Jim Balsillie, chairman of the Council of Canadian Innovators (CCI), told The Globe and Mail on Sunday the policy change confuses foreign direct investment with foreign portfolio investment. He noted that it ignores the range of assets needed to protect the interests of Canadians.

Grant echoed Balsillie’s point that the policy does not clearly define foreign investment.

On Monday, the CCI told BetaKit it is currently in talks with the federal government in an attempt to get the policy statement updated to “better reflect the needs of the ecosystem and Canadian companies.”

Canada is not the first nation to enact tighter regulations over foreign takeovers during COVID-19. Australia temporarily tightened its rules on foreign takeovers at the end of March over concerns that strategic assets could be sold off unfavourably due to the pandemic. The European Union also warned that the crisis could “amplify state-owned economic actors’ penchant for strategically investing in critical and future sectors” in European nations.

It appears the Canadian government is simply following the lead of other nations, said Matt Roberts partner at ScaleUP Ventures.

RELATED: CVCA urges government to expand BDC programs, take additional measures to support Canadian startups

“I don’t see it as a negative or positive,” Roberts told BetaKit.

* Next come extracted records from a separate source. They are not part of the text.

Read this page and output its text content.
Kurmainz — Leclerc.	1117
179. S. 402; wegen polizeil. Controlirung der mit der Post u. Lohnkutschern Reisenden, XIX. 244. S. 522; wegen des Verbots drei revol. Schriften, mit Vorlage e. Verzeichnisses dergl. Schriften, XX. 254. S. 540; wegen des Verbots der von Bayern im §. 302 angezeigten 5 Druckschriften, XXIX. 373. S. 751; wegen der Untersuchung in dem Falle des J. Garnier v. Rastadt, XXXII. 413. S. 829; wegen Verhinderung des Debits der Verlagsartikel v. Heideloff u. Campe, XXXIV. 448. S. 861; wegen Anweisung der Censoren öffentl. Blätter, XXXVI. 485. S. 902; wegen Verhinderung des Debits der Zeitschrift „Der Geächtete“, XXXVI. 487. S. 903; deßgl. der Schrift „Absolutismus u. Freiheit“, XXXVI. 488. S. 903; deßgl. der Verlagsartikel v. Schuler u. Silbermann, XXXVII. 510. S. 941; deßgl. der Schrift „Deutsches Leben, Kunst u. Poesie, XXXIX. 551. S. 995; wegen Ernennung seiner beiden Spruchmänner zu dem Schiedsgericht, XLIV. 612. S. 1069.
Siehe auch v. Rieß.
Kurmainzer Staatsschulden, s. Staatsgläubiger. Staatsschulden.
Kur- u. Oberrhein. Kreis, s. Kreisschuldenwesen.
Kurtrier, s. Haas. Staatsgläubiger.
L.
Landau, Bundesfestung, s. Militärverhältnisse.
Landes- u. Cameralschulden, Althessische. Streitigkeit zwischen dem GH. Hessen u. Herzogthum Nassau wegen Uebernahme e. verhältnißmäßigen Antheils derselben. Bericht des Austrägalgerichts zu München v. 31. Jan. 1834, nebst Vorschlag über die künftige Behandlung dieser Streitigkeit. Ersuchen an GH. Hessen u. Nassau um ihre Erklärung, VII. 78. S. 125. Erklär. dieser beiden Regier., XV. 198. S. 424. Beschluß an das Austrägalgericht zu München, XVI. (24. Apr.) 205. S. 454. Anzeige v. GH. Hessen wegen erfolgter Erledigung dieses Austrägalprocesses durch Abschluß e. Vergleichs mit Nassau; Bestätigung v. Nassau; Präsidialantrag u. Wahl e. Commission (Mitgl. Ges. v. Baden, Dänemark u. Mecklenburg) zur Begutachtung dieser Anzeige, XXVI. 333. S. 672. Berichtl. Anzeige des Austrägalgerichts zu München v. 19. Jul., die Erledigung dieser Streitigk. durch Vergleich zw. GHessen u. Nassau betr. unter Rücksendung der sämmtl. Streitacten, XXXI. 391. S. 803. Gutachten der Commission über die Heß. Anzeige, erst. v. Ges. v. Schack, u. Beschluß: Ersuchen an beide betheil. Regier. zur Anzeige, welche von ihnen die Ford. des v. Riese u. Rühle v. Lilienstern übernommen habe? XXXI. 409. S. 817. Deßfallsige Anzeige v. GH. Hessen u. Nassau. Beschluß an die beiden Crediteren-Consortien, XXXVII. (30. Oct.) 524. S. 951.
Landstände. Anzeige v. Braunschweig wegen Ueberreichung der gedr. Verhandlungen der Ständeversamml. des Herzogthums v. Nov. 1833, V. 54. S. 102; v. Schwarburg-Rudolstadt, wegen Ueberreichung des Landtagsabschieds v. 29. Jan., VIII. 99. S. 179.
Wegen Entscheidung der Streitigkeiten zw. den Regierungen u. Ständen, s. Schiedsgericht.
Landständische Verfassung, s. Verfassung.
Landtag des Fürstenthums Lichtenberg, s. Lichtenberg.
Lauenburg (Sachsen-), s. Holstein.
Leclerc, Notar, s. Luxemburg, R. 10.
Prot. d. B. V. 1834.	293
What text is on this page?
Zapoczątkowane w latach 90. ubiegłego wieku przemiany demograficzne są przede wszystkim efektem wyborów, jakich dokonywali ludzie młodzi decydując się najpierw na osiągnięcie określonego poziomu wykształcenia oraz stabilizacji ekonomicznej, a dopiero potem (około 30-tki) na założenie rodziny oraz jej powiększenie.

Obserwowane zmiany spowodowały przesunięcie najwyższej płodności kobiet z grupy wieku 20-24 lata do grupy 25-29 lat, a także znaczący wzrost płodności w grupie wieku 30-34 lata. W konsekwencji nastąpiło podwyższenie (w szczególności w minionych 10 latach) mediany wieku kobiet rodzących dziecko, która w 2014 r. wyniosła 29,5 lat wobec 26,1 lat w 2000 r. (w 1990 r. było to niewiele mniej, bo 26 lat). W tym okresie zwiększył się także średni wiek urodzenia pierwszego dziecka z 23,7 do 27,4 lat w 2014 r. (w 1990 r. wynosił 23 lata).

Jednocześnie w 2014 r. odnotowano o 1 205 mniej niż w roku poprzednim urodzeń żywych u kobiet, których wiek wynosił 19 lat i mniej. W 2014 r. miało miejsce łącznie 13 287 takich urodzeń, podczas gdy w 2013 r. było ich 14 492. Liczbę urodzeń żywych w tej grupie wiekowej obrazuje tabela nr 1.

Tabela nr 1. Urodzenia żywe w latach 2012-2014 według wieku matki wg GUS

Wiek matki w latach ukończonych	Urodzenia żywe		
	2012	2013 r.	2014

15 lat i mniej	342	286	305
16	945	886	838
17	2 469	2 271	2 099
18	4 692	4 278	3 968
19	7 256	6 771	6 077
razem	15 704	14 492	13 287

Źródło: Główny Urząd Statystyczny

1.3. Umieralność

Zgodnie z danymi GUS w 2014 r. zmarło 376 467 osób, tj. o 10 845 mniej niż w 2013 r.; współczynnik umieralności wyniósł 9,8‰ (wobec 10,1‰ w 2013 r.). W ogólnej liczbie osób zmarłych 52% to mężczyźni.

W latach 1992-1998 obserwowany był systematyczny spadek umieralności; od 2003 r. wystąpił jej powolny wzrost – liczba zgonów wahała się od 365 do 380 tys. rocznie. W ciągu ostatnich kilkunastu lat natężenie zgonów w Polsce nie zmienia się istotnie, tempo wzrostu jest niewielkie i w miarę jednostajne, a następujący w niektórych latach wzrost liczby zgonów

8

Roberts also speculated that Canada may be targeting countries that are not included in existing free trade agreements, such as China. He observed, however, that the Chinese government is slowing down its ability to move capital out of its own jurisdiction.

Brian Kingston, vice president of the Business Council of Canada, called the decision a “prudent response,” in a tweet, but stressed that the government “must ensure such measures are temporary.”